INTERFACIAL TRANSFER KINETICS OF NO2 INTO PULMONARY EPITHELIAL LINING FLUID

Previous studies, both in intact lungs and epithelial lining fluid (ELF) (J. Appl. Physiol. 68: 594-603, 1990 and J. Appl. Physiol. 69: 523-531, 1990), have suggested that the steady-state absorption of inhaled NO2 is mediated by chemical reaction(s) between NO2 and ELF solute reactants. To characterize the kinetics of NO2 absorption into aqueous biological substrates across a gas-liquid interface, we utilized a closed system of known geometry and initial gas phase [NO2] {([NO2]g)0} to expose ELF (as bronchoalveolar lavage; BAL) and a biochemical model system (glutathione, GSH). Assessments of NO2 reactive uptake, into both GSH and ELF, indicated first-order NO2 kinetics {([NO2]g)0 less-than-or-equal-to 10.5 ppm} with effective rate constants of (k(NO2))GSH = 4.8 and (k(NO2))BAL = 2.9 ml.min-1.cm-2 (stirred). Above 10.5 ppm (1 mM GSH), zero-order kinetics were observed. Both (k(NO2))GSH and (k(NO2))BAL showed aqueous reactant dependence. The reaction order with respect to GSH and BAL was 0.47 and 0.64, respectively. We found no effect of interfacial surface area or bulk phase volume on k(NO2). In unstirred systems, significant interfacial resistance was observed and was related to reactant concentration.
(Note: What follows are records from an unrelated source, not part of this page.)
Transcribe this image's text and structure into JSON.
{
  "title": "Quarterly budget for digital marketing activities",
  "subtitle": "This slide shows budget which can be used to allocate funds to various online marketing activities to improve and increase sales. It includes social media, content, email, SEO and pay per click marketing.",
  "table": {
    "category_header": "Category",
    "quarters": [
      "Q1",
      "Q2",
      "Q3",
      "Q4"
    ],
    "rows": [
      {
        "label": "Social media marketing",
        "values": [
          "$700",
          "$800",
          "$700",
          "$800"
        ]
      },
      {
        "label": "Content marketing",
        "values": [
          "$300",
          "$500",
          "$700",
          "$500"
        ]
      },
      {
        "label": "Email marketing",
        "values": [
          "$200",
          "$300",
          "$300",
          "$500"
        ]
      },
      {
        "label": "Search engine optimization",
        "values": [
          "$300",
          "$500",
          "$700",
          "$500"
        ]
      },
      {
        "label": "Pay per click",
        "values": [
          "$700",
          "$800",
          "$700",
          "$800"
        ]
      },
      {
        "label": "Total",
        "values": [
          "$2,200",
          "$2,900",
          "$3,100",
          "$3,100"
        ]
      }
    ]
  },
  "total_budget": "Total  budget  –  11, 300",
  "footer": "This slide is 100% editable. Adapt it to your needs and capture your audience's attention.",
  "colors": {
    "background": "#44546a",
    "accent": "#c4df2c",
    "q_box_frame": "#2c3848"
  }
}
These results indicate that NO2 reactive uptake follows first-order kinetics with respect to NO2 ([NO2]g less-than-or-equal-to 10.5 ppm) and displays aqueous substrate dependence. Furthermore the site of reactive absorption appears to be limited to near the aqueous surface interface. Unstirred conditions confine interfacial mass transfer kinetics in a dose-dependent manner. These phenomenological coefficients may provide the basis for direct extrapolation to environmentally relevant exposure concentrations.